My uncle took it a stage further. Perhaps inspired by the Naga ritual of wearing a wild boar’s tooth on a necklace, he collected the teeth of Japanese soldiers, rooted them out of skulls with a found bayonet. He kept them in a Players tin, ready to be strung as beads on a thread. When my grandmother found out, she was appalled and he had to throw them away.

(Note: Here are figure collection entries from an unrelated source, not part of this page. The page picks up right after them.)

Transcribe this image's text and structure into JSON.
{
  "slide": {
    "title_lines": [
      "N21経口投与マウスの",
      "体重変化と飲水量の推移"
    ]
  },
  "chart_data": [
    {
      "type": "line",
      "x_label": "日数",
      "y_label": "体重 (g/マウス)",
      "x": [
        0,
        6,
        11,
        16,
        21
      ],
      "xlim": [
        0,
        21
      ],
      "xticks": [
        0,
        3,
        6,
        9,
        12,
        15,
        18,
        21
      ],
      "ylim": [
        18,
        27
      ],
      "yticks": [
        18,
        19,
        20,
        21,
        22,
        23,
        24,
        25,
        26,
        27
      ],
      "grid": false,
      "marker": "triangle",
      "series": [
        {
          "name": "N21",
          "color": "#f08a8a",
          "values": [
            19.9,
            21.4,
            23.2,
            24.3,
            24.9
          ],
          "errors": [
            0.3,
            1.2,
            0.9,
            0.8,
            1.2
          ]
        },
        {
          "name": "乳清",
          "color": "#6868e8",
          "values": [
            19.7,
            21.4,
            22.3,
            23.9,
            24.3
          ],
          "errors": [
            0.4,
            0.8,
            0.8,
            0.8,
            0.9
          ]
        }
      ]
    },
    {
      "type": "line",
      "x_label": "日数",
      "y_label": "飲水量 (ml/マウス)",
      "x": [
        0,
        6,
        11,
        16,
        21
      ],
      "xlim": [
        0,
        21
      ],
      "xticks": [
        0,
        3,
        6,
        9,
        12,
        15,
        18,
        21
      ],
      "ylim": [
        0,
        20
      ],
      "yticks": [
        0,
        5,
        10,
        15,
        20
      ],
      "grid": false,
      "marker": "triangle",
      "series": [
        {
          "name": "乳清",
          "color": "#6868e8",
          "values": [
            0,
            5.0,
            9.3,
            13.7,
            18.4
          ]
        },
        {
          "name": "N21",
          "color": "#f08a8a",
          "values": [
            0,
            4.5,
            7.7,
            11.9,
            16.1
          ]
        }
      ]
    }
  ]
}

* Dao: a Naga machete used for taking heads.
2
An Encounter on the Train to Nagaland
Snake fears man. Man fears snake.
Tibetan proverb
The train took six hours, or would. I was in the station in Guwhati in Assam, waiting to get to Dimapur in Nagaland, the last stage in my journey along the Himalayas. All Indian stations are big, even the small ones. Guwhati was no exception. Confusion was everywhere. Despite my efforts to be all Zen about it, I was agitated. Though trains were rarely on time, sometimes they left a minute or two before time. I was haunted by that possibility. And there were no boards to signal what platform a train would be leaving from. The staff had only a cursory knowledge. They’d direct you to the usual platform, but all too often there had been a last-minute change and only the red-shirted and red-turbaned porters had any clue what was happening. It was miraculous how they would know exactly what platform the train would be leaving from and where to stand for the right carriage – especially when no one else could tell you this. No one. I did not begrudge handing over fifty rupees – an excessive amount, I knew – to find out such valuable data.